Kakera is a bitter sweet romance rooted in the indie film making tradition. Set in contemporary Japan, it opens with disillusioned student, Haru, lying next to her rather gormless boyfriend, pulling at his cheek to see if he’s alive. It’s a neat start; Haru sleepwalks through a routine of classes and an inadequate romance with her vacant eyed lover, waiting to be stirred. The monotony of her life is finally broken one day by a chance encounter in a café after the cancellation of her first class.
Enter Riko, a spirited prosthetics artist and firm believer in carpe diem. She spots Haru in the corner with a cappuccino moustache and within minutes admits her attraction. The chance encounter prompts the beginning of a tumultuous journey of love. Like some heroine conjured from a Haruki Murakami novel, Haru is a young, fragile and sexually immature protagonist. She is a self-absorbed introvert who longs to be loved, but instead is just used as a convenient object of lust for her oversexed boyfriend.
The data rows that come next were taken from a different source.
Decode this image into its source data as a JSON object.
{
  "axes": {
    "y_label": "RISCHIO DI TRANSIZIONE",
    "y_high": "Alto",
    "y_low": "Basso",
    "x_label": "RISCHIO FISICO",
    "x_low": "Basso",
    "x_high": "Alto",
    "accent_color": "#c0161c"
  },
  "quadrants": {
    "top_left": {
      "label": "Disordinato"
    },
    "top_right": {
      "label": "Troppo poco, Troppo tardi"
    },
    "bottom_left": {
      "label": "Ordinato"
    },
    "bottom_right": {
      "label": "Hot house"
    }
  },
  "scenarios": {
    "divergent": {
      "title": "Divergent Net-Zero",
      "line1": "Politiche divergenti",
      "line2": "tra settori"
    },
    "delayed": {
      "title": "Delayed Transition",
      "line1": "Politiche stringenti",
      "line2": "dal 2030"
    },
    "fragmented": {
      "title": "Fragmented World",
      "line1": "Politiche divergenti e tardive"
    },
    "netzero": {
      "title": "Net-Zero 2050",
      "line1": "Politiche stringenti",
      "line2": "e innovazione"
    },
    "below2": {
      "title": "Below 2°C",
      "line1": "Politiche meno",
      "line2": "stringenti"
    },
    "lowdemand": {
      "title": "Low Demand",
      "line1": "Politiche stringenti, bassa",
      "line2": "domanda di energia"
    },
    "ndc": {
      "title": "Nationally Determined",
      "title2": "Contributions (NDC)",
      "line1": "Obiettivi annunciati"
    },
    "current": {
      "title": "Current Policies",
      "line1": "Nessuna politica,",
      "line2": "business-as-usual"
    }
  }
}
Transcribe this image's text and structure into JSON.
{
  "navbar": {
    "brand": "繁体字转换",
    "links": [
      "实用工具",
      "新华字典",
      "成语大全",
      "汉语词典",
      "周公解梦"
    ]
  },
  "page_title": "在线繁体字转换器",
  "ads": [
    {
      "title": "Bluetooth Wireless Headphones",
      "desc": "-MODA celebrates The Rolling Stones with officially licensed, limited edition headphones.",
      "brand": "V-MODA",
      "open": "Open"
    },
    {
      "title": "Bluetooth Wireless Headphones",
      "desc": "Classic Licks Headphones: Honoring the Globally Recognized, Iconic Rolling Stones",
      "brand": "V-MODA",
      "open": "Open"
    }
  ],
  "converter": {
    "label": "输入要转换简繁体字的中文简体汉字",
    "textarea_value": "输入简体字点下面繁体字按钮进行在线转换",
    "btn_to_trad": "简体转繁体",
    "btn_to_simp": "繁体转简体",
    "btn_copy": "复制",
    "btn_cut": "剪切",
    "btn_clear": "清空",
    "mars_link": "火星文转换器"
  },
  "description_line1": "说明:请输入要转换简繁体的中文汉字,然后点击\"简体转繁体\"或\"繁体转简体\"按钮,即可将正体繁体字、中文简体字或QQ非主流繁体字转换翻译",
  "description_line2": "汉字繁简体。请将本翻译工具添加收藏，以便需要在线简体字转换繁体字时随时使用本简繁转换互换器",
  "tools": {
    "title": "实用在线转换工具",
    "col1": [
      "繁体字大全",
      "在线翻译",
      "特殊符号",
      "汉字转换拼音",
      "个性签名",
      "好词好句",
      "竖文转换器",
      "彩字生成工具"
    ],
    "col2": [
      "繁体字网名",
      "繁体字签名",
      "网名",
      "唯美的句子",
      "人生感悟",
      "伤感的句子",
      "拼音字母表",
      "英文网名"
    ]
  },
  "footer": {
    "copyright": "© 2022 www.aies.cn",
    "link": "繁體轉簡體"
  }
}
So when Riko returns Haru the feelings she has longed for, she cannot resist her convivial charms, despite her obvious reservations about being with another girl. Superficially a lesbian love story, debut director Momoko Ando does not let the film fall into a stereotype. Even as Riko courts Haru, she dismisses the differences between men and women, while in another scene she leans in close to Haru and whispers “You smell like an animal”. It is the characters’ opposing qualities that attract one another and dictate the tumultuous course of their relationship, keeping the viewer interested in the run of events. Both are well played by Hikari Mitsushima (Haru) and Eriko Nakamura (Riko).
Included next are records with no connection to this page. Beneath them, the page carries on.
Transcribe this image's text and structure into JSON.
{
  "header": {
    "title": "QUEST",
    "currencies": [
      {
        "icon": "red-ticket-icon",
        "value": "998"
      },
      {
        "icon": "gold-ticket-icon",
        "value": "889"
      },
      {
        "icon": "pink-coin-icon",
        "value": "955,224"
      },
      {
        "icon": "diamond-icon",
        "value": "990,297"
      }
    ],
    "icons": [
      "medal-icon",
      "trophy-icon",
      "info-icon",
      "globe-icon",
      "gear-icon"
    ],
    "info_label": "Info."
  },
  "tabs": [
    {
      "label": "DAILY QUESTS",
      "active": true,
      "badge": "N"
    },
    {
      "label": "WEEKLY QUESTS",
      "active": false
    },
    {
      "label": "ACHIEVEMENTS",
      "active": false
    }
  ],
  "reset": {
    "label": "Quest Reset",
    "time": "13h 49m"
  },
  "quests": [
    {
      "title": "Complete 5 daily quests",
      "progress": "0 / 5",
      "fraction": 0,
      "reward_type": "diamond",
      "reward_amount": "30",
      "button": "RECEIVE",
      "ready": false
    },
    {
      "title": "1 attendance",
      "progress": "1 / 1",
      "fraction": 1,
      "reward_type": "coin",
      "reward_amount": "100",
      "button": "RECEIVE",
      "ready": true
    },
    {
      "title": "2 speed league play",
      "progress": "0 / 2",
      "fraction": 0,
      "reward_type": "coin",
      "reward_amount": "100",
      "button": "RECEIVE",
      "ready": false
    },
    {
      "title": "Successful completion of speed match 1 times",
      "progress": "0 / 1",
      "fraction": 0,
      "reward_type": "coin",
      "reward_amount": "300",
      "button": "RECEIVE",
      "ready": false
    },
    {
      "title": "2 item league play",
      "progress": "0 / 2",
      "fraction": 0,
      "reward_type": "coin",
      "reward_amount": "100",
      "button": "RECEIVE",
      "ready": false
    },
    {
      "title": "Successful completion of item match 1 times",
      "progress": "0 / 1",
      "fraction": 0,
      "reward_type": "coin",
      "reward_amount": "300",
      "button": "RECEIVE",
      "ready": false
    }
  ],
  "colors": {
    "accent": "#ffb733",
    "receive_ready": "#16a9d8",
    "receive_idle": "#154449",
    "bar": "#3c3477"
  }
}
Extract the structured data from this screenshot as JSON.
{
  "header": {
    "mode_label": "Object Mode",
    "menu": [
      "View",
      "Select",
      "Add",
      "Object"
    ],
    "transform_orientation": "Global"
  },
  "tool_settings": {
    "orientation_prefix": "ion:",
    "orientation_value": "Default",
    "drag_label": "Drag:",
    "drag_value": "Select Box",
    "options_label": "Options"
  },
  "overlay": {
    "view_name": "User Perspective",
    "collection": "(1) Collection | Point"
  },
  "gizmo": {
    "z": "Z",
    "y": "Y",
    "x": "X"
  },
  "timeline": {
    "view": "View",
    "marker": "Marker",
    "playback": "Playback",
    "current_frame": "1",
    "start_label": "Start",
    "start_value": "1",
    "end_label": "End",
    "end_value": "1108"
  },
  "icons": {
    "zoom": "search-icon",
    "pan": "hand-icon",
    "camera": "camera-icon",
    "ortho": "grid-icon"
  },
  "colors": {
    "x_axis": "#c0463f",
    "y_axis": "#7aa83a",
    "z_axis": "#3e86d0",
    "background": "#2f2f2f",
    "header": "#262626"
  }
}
Kakera is not always an easy film to watch; its slow pacing sometimes demands patience and Ando refuses to contrive a bookended structure, so don’t expect a simple conclusion. But viewers will be rewarded by the beautiful moments peppering the film. Ando certainly has flair for detail; from distant fireworks that collapse even as they fly into the air (foretelling the young couple’s falling star) to the childlike magical realism of a soda bottle tossed into the sky, turning into a two-headed dove.
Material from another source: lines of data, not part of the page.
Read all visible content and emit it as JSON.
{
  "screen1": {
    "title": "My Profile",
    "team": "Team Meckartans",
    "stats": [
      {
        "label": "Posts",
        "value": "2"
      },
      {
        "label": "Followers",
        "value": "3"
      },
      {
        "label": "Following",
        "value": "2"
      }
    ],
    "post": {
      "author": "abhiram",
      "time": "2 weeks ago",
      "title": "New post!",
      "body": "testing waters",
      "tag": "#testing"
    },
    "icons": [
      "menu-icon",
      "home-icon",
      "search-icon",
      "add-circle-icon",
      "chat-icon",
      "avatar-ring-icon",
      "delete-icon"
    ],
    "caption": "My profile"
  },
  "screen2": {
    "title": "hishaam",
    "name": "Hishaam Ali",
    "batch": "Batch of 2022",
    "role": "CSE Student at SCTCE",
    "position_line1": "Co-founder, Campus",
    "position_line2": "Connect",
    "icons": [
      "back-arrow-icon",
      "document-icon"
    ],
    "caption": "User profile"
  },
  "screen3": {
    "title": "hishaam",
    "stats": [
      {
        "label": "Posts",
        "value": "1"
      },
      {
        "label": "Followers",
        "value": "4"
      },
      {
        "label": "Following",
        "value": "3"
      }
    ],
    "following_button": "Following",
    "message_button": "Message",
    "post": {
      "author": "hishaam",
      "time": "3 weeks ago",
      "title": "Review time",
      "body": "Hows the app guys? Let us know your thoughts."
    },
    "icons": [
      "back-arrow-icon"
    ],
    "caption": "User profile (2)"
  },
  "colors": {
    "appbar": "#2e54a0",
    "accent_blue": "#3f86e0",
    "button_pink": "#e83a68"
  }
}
Even the jerking cuts from one scene to another play out the film’s subtitle A Piece of Our Life, like fragments of half remembered memories. It’s a little like watching 500 Days of Summer refilmed by a Chungking Express era Wong Kar Wai…
Kakera is not a great film, but its characters and style suffuse it with a vibrancy that held my attention. I would heartily recommend it to any Japanese or Indie film fans.